RE: Bandwidth efficiency from Seaborne, Andy on 2004-06-02 (public-rdf-dawg@w3.org from April to June 2004)

From: Seaborne, Andy <andy.seaborne@hp.com>
Date: Wed, 2 Jun 2004 14:05:26 +0100
To: Steve Harris <S.W.Harris@ecs.soton.ac.uk>, DAWG public list <public-rdf-dawg@w3.org>
Message-ID: <E864E95CB35C1C46B72FEA0626A2E808031A9C71@0-mail-br1.hpl.hp.com>
-------- Original Message --------
> From: Steve Harris <>
> Date: 2 June 2004 12:26
> 
> On Tue, Jun 01, 2004 at 05:00:38 -0700, Howard Katz wrote:
> > This slight digression is inspired by the topic at hand. What about
> > the idea of prepending some sort of preamble to the query result to
> > provide meta information on the result set, as well as the general
> > environment and (for example) user-selectable settings of interest?
> > In this case it's primarily to reduce bandwidth (stealing the
> > prefix-namespace mechanism generally used on triples input to make
> > the output both more compact and human-readable), but I'm also
> > throwing in a few other hypothetical preamble "infoitems" that
> > connect into several of our other uc requirement items as well: 
> > 
> >       dawg-ql:resultPreamble
> >       {
> >             dawg-ql:prefix  "ex"
> >             dawg-ql:namespace  "http://example.com/foo#"
> >             dawg-ql:resultFormat  dawg-ql:compactTriples
> >             dawg-ql:maxChunkSize  2048
> >             dawg-ql:numTriples  3
> >             dawg-ql:numInferredNodes  0
> >       }
> >       ex:alice ex:worksFor ex:deptA
> >       ex:bob ex:worksFor ex:deptA
> >       ex:deptA ex:hasName "DepartmentA"
> > 
> > The particular preamble format here, whether by accident or design,
> > looks a lot like RDF but doesn't necessarily have to. I'm just trying
> > out a concept. 
> 
> Also a result format in N3 or RDF/XML could do this using thier prefix
> mechanisms. There is a downside however, if the server is expected to
> strip out the namespaces for the URIs then it must store the result set
> internally and post process it to ensure that its got all the namespaces
> before it starts to send the results (as the namespaces aredeclared at
> the 
> top). This increses latency.

True - but its not that bad: we store namespace prefixes with models and
could use thoese prefixes.  Works very well with predicates.  Going another
stage, allowing @prefix declarations inline means that the first use
occurrence can be used to declare a prefix.  The client and server need to
maintain a prefix map but that does not seem too bad.
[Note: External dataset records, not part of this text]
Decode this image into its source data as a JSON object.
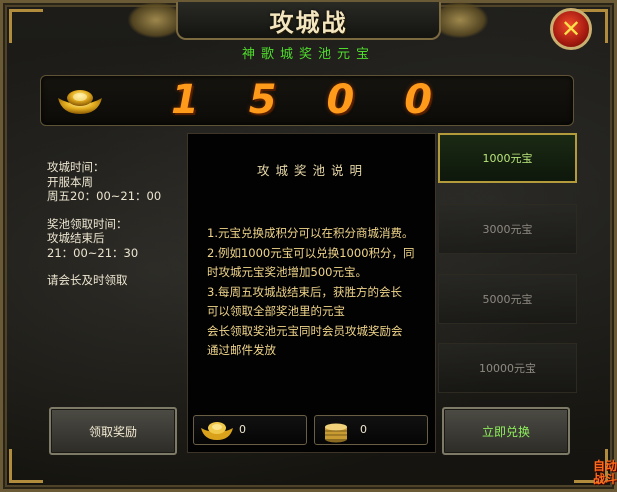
{
  "title": "攻城战",
  "subtitle": "神歌城奖池元宝",
  "prize": {
    "amount": "1 5 0 0"
  },
  "info": {
    "siege_time_label": "攻城时间：",
    "siege_time_line1": "开服本周",
    "siege_time_line2": "周五20：00~21：00",
    "claim_time_label": "奖池领取时间：",
    "claim_time_line1": "攻城结束后",
    "claim_time_line2": "21：00~21：30",
    "note": "请会长及时领取"
  },
  "rules": {
    "title": "攻城奖池说明",
    "lines": [
      "1.元宝兑换成积分可以在积分商城消费。",
      "2.例如1000元宝可以兑换1000积分，同",
      "时攻城元宝奖池增加500元宝。",
      "3.每周五攻城战结束后，获胜方的会长",
      "可以领取全部奖池里的元宝",
      "会长领取奖池元宝同时会员攻城奖励会",
      "通过邮件发放"
    ]
  },
  "counters": {
    "ingot_value": "0",
    "coin_value": "0"
  },
  "options": [
    "1000元宝",
    "3000元宝",
    "5000元宝",
    "10000元宝"
  ],
  "buttons": {
    "claim": "领取奖励",
    "exchange": "立即兑换",
    "close": "✕"
  },
  "corner_logo": "自动\n战斗",
  "colors": {
    "prize": "#ff9a1a",
    "subtitle": "#4fdc2c",
    "rules_text": "#f0d58a",
    "selected_border": "#b39a3a"
  },
  "icons": [
    "gold-ingot-icon",
    "coin-stack-icon",
    "close-icon",
    "dragon-ornament-icon"
  ],
  "state": {
    "selected_option": "1000元宝"
  }
}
However, the killer is the RDF-ness - information for the first result could
be in the last triple.  We could have a restricted syntax this is parsable
as RDF in an existing syntax, but has further restrictions so that it could
be parsed in a streaming mode.

Example:

@prefix rs:     <http://jena.hpl.hp.com/2003/03/result-set#> .

<>  rs:size 4 ;
    rs:resultVariable "x" ; rs:resultVariable "y" .

@prefix ex: <http://example.com>

<>
    rs:solution
        [ rs:binding [ rs:variable "x" ; rs:value  123 ] ;
          rs:binding [ rs:variable "y" ; rs:value ex:resource1 ]
        ] ;

    rs:solution
        [ rs:binding [ rs:variable "x" ; rs:value "2003-01-21" ] ;
          rs:binding [ rs:variable "y" ; rs:value ex:resource2 ]
        ] ;
... next 2 solutions ...

Not optimial, and further reduction is possible, but this is streamable
under the restriction that all the triples for solution 1 come before
solution 2.  Getting the time-to-first-result down is important.

The WG could do something here.  The question is now whether it has
suffiicent value over a custom designed format (as one of several possible)
that is specially tuned for the usage of minimising latency and bandwidth.

[In terms getting the most out of the least bytes, using a progress lossless
compression scheme is in a similar vein - it is finding duplictae symbols in
the steram and reducing them to short tokens.]

	Andy

> 
> The situation where the namespaces are declared after the results is not
> much better as the client cant interpret them untill its parsed all the
> namespace decls anyway.

Yes - that case really is bad!

> 
> - Steve
Received on Wednesday, 2 June 2004 09:05:50 UTC